А н д р е й. Звоните, братья, куда следует, и чем быстрее, тем лучше.

С а в о с ь. Куда же ты, Андрейка?

А н д р е й. Улю-лю! Улю-лю! (Делает движения, напоминающие летящего ангела.)

С а в о с ь. Тихон! Телефонить надо, чего же ты стоишь столбом?

Т и х о н. Куда телефонить?

Ш а т у н. Сначала в ноль-три, а потом ноль-два.

Т и х о н. Если бы их (кивает на молитвенный дом) кто-нибудь поджег, я бы уже заодно позвонил и в ноль-один! (Отдает Шатуну ключ.) Бери ключи!
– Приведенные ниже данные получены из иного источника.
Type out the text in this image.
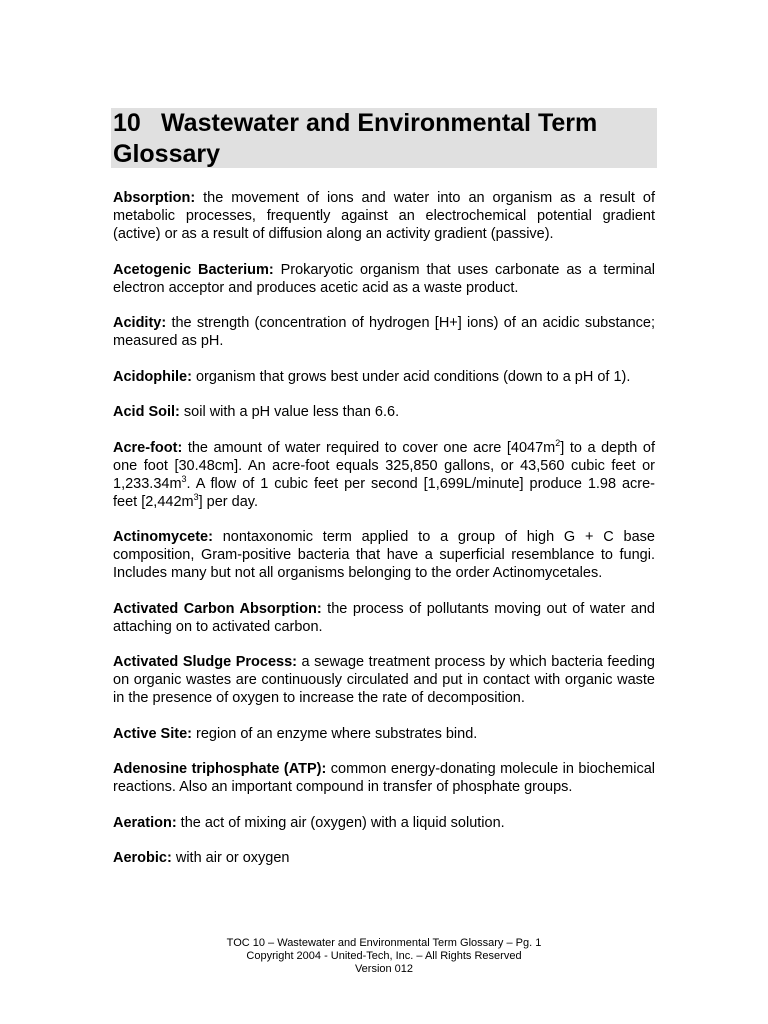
10 Wastewater and Environmental Term
Glossary

Absorption: the movement of ions and water into an organism as a result of metabolic processes, frequently against an electrochemical potential gradient (active) or as a result of diffusion along an activity gradient (passive).

Acetogenic Bacterium: Prokaryotic organism that uses carbonate as a terminal electron acceptor and produces acetic acid as a waste product.

Acidity: the strength (concentration of hydrogen [H+] ions) of an acidic substance; measured as pH.

Acidophile: organism that grows best under acid conditions (down to a pH of 1).

Acid Soil: soil with a pH value less than 6.6.

Acre-foot: the amount of water required to cover one acre $[4047m^2]$ to a depth of one foot [30.48cm]. An acre-foot equals 325,850 gallons, or 43,560 cubic feet or $1,233.34m^3$. A flow of 1 cubic feet per second [1,699L/minute] produce 1.98 acre-feet $[2,442m^3]$ per day.

Actinomycete: nontaxonomic term applied to a group of high G + C base composition, Gram-positive bacteria that have a superficial resemblance to fungi. Includes many but not all organisms belonging to the order Actinomycetales.

Activated Carbon Absorption: the process of pollutants moving out of water and attaching on to activated carbon.

Activated Sludge Process: a sewage treatment process by which bacteria feeding on organic wastes are continuously circulated and put in contact with organic waste in the presence of oxygen to increase the rate of decomposition.

Active Site: region of an enzyme where substrates bind.

Adenosine triphosphate (ATP): common energy-donating molecule in biochemical reactions. Also an important compound in transfer of phosphate groups.

Aeration: the act of mixing air (oxygen) with a liquid solution.

Aerobic: with air or oxygen

TOC 10 – Wastewater and Environmental Term Glossary – Pg. 1
Copyright 2004 - United-Tech, Inc. – All Rights Reserved
Version 012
Поехали!

С а в о с ь (на Шатуна). Пусть сперва хукнет, а потом за руль берется.

Ш а т у н. Был бы ты, дед, в моих годах, я бы тебе хукнул…


Тихон, Савось и Шатун уходят.

VI

Ночь. Луна. В окне своего дома Г а л я. Она напевает грустный мотив. Появляется А н т о н и й с чемоданом, осматривается вокруг. Галя замечает его, захлопывает окно.


А н т о н и й (тихо стучит в ставню). Ку-ку! Ку-ку!

Г а л я (открыв окно). Я же вас просила попозже! Еще увидит кто!

А н т о н и й. Я сплю, а сердце мое с тобою! Открой, сестра моя! Открой, любимая, пусти брата твоего! Разреши мне исполнить завет божий, как исполнил его архангел Гавриил…

Г а л я. Тсс! Тихо вы! Тихо!

А н т о н и й. Я — могила! И только ночь будет нашим свидетелем. Пусти же меня, чудесная. Распрощаемся по-христиански, ибо от тебя путь мой на Голгофу!

Г а л я. Успеется вам на Голгофу. Я сейчас выйду, и только луна будет нашим свидетелем. (Исчезает.)

А н т о н и й (сам себе). И вошел он к ней, сказано в писании, и познал ея, и понесла она. Провалиться мне на этом месте, если Малые Замоськи не станут Назаретом!


Выходит Г а л я. Она идет, низко опустив голову, покрытую черным платком. Раздается соловьиная трель.


Какое доброе сердце у тебя, голубица моя ненаглядная. И сама ты чудесная, как фирца библейская, и любовная, как Иерусалим. (Дотрагивается до плеча Гали, но она отбрасывает его руку.) И грозная, как полки со знаменами! И голос твой полон чар небесных, как сама песня песней Соломоновых. Ибо сказал мудрый Соломон: «Зачаровала ты сердце мое одним взглядом очей своих». (Дает волю рукам.) «Шея твоя — как столб из слоновой кости, глаза твои — озера есевонские, и фигура твоя, как пальма, и груди твои, как виноград спелый». (Обнимает Галю, опускается на колени.) «И подумал я, — сказал Соломон, — влез бы на пальму, ухватился бы за ветви, и груди твои вместо винограда спелого…»


Галя обнимает Антония. «Соловей» неистовствует.


О, как милы ласки твои, сестра моя! О, насколько ласки твои лучше вина! Покажи мне лице твоя! Дай мне слышать голос твой, ибо голос твой сладок, сказал мудрый Соломон, а лице твоя приятно! Покажи мне лице твоя, возлюбленная.

Г а л я (из окна). Ну покажи ему, Андрейка, лице твоя!


Андрей (а это он в Галином платье) крепко берет Антония за лацканы пиджака. У «пророка» подкашиваются ноги.


А н т о н и й (испуганно). Кажется, влип!


Из-за дома выскакивают Ю з и к и Н а д е й к а.


Ю з и к. Истинно, брат мой!

Н а д е й к а. Сними очки, ясновидец, они тебя бить будут!

А н д р е й. Истинно!


Короткий удар, и Антоний летит к Юзику. Тот таким же приемом посылает его к Андрею.


А н т о н и й (плаксиво). Кощунствуете, хулиганы! (Хватает свой чемодан и удирает.)


Выбегает Г а л я. Андрей обнимает и целует ее, закрыв свою и ее голову платком.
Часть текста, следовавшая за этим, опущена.